Refer to the following steps to ensure the DFSR audit is configured correctly in your environment:

  • The corresponding data collection account should meet requirements for the file server audit. For additional information on the account setup, refer to the following article: https://docs.netwrix.com/docs/auditor/10_8/configuration/fileservers/windows/overview (Windows File Servers — Permissions for Windows File Server Auditing).

  • Object access audit should be enabled for DFS file shares or every cluster node. For additional information on object access audit, refer to the following article: https://docs.netwrix.com/docs/auditor/10_8/configuration/fileservers/windows/overview (Windows File Servers — Configure Object-Level Access Auditing).

  • When adding a DFS file share for auditing, specify a Windows file share item and provide the UNC path of the whole namespace or UNC path of the DFS link (folder).

    • \domain\dfsnamespace\ (domain-based namespace)
    • \server\dfsnamespace\ (in case of stand-alone namespace)

Refer to the following article for additional information on the initial setup: https://docs.netwrix.com/docs/auditor/10_8/configuration/fileservers/windows/overview (Configuration — Windows File Servers).

SACL replication

NOTE: During the initial SACL replication, the Who field in corresponding Activity Records will state System.

Refer to the following steps to optimize the initial SACL replication:

  1. To approximate the time (in hours) to be spent on the SACL replication, use the following formula:

    Number of audited objects / 180000

    In larger environments, a monitoring plan containing DFSR shares can be created on Friday to allow it to replicate SACL for DFSR during the non-working hours.
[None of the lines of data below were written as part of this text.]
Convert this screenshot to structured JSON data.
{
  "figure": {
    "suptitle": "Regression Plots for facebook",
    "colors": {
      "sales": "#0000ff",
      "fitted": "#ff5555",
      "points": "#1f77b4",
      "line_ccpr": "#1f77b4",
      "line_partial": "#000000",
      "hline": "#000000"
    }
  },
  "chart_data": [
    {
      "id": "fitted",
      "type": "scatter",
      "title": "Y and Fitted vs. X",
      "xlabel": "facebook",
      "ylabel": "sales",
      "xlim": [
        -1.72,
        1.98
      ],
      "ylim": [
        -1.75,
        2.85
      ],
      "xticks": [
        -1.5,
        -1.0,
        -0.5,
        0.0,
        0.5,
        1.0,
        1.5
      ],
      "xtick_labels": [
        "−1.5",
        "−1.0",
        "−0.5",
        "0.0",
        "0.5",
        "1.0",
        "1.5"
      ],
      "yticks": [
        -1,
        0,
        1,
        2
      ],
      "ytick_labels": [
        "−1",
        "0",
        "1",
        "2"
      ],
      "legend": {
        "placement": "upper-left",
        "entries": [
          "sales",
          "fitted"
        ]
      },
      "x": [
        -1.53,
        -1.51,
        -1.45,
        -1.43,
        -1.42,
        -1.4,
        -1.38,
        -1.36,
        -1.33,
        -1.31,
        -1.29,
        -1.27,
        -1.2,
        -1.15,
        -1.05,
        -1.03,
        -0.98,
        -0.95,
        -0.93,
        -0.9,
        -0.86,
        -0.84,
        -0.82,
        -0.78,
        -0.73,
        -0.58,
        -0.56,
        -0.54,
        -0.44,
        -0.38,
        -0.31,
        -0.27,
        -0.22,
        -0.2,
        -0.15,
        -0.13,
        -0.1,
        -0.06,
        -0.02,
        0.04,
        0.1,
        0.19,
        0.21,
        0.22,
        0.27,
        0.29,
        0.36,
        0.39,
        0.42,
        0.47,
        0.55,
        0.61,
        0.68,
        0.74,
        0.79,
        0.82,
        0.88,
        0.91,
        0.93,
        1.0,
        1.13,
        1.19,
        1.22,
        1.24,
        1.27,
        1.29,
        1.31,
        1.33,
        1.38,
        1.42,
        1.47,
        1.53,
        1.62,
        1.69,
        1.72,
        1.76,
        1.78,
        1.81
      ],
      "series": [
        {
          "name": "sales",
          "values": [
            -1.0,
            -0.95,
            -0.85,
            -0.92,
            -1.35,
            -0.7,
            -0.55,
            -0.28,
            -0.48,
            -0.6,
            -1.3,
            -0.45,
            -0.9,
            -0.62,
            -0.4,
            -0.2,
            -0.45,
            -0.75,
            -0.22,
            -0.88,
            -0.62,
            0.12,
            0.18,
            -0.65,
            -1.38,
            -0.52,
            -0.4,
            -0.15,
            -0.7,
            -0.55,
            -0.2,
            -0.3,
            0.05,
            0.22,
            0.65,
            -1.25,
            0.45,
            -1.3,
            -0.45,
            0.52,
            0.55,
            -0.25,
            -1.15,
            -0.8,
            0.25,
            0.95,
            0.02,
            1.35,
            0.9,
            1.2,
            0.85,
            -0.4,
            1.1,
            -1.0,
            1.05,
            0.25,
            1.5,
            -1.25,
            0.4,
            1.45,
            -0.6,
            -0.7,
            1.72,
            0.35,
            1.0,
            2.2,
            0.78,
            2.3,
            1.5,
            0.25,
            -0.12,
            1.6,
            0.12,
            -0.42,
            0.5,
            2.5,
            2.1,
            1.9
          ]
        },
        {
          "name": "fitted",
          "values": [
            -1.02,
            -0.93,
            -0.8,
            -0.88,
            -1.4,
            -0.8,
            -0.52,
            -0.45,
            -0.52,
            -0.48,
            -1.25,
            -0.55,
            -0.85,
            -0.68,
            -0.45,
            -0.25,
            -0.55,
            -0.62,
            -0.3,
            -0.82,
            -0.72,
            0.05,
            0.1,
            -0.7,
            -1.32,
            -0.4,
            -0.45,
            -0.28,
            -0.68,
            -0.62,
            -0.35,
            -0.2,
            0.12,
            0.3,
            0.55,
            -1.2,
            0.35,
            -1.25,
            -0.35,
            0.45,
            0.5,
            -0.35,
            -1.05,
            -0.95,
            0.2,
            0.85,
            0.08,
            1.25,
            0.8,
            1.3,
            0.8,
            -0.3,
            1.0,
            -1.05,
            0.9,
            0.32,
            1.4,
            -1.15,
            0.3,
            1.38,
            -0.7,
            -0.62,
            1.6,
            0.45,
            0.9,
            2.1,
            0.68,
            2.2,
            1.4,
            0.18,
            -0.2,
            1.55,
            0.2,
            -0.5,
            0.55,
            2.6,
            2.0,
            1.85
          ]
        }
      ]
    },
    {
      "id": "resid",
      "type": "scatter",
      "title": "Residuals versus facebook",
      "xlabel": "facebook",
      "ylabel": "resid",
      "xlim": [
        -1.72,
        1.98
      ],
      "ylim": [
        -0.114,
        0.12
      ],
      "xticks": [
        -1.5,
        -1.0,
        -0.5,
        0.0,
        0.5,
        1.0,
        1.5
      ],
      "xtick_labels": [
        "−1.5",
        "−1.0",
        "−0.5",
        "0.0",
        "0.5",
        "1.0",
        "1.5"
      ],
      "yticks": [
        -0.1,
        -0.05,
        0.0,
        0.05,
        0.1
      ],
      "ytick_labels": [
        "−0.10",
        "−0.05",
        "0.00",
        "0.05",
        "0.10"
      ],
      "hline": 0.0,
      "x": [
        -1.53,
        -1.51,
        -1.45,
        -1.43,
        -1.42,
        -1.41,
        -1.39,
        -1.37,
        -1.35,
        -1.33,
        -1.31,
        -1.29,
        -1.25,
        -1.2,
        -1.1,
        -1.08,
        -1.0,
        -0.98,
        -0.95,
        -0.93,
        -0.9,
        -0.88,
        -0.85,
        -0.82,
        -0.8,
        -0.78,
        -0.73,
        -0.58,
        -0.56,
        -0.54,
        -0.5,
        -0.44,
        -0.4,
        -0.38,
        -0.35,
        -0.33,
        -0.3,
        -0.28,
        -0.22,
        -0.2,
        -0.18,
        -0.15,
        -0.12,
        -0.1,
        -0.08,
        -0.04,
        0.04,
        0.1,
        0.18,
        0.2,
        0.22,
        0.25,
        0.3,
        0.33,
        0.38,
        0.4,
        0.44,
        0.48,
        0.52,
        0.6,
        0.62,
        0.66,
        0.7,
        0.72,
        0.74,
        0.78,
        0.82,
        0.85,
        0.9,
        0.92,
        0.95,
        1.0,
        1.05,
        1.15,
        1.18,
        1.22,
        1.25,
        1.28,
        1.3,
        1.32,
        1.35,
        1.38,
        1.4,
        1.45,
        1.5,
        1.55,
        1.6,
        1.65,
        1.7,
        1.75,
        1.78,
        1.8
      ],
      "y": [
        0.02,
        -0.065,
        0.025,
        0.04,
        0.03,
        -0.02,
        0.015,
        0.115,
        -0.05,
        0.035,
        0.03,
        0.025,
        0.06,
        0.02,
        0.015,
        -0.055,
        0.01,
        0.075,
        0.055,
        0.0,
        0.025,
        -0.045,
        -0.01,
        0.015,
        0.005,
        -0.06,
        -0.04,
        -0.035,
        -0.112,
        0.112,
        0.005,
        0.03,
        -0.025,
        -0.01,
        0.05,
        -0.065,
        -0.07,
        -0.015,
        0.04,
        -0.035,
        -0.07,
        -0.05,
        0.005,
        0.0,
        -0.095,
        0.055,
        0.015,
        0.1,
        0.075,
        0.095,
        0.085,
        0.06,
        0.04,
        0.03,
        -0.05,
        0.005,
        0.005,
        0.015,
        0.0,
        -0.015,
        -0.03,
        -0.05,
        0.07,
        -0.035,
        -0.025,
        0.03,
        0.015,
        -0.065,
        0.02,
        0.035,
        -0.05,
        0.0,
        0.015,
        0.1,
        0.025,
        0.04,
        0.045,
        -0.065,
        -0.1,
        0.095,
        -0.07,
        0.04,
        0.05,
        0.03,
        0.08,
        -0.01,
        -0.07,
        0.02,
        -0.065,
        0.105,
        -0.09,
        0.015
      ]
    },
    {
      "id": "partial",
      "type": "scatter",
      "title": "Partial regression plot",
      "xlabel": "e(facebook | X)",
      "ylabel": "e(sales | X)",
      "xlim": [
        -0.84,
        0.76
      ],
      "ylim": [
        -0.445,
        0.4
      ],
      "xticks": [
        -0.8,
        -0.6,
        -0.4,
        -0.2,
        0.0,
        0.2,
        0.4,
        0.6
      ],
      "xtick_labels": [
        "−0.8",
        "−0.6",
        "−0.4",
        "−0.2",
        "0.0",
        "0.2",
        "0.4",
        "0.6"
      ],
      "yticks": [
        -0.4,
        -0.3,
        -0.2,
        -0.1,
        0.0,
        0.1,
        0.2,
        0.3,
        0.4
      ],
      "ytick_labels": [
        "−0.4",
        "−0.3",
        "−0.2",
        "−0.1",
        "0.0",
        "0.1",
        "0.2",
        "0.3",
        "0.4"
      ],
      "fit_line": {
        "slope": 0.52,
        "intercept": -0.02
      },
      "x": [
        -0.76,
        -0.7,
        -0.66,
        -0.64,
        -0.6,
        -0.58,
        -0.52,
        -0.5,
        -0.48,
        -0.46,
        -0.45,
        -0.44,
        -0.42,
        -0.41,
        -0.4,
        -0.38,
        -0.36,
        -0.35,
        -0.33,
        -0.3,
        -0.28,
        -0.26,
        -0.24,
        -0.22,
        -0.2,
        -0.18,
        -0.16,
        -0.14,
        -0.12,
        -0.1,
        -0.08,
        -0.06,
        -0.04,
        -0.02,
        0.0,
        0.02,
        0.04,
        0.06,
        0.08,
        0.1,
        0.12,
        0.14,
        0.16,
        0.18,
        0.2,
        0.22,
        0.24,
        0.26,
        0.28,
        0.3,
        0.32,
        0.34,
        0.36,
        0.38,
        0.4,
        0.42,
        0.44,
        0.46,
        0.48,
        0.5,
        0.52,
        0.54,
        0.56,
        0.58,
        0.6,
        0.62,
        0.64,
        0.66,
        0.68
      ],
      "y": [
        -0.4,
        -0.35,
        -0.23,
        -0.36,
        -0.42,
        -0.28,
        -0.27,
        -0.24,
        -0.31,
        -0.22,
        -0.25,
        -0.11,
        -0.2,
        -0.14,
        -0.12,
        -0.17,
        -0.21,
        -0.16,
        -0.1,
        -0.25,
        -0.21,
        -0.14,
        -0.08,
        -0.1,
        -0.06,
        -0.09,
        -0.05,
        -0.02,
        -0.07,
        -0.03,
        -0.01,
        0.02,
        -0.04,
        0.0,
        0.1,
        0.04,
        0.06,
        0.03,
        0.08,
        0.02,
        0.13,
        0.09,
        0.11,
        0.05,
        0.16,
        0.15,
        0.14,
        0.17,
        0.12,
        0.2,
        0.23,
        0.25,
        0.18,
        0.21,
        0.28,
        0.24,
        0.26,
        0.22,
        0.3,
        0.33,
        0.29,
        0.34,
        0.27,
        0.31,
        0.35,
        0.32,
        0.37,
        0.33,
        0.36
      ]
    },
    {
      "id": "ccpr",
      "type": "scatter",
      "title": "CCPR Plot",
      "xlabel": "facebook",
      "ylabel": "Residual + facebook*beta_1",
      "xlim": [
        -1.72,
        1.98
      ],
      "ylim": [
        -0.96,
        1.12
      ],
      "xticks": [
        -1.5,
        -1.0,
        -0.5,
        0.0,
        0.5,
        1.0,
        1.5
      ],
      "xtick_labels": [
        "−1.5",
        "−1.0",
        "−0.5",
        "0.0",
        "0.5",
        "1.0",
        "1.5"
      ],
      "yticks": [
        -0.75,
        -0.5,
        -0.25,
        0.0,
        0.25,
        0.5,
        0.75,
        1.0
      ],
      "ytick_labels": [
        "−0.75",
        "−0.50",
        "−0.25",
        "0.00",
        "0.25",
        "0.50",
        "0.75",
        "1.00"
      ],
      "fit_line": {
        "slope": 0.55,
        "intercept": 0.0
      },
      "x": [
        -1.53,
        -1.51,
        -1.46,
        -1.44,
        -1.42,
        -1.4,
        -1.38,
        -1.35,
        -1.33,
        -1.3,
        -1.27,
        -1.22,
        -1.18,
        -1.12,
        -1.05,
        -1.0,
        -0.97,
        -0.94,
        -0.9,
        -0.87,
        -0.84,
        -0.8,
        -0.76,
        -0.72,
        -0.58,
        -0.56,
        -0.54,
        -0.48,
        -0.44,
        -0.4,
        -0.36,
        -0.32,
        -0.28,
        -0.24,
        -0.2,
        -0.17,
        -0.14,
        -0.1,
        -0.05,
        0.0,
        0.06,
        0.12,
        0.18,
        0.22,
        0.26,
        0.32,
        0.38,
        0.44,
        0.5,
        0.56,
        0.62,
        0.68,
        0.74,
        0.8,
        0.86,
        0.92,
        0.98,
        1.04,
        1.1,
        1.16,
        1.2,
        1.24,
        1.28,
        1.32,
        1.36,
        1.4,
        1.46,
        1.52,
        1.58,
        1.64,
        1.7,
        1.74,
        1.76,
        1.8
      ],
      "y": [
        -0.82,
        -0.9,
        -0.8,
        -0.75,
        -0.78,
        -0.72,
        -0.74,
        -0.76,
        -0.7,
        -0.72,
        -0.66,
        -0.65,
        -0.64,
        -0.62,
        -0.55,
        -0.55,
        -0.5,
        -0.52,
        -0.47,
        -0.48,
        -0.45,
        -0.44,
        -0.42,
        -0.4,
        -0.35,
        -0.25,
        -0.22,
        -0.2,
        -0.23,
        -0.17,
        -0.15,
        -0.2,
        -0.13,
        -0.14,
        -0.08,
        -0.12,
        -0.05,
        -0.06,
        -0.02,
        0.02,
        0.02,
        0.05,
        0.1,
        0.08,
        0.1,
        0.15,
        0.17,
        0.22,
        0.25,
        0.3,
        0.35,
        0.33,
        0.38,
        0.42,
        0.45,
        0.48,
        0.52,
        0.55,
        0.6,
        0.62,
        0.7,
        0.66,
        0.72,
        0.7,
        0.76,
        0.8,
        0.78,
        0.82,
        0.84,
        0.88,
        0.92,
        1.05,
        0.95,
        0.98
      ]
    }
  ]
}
  2. In case you're experiencing performance issues, you can increase the staging area. The default setting for the replication staging area size is 4 GB to be increased based on the environment needs. Refer to the following steps for additional information:

    1. If your staging area is configured to be too small, DFS Replication might consume additional CPU and disk resources to regenerate the staged files. Replication might also slow down, or even stop. Learn more about staging area in How to determine if you have a staging area problem ⸱ Microsoft: https://learn.microsoft.com/en-us/windows-server/troubleshoot/how-to-determine-the-minimum-staging-area-dfsr-needs-for-a-replicated-folder

    2. Microsoft recommends expanding your staging area to the size of the 32 largest files present in the replicated folder. Run the following lines in elevated PowerShell to calculate the total size of 32 largest files located in your replicated folder:

      $big32 = Get-ChildItem “path_to_the_replicated_folder” -recurse | Sort-Object length -descending | select-object -first 32 | measure-object -property length –sum
      $big32.sum /1gb

    3. Refer to the following steps to set the staging area size:

      1. Open the DFS Management tool in Server Management app.
      2. In the left pane, select Replication > corresponding replication group.
      3. Right-click the replicated folder and click Properties.
      4. Select the Staging tab, and edit the Quota window. Specify the folder size you've previously calculated, and save changes.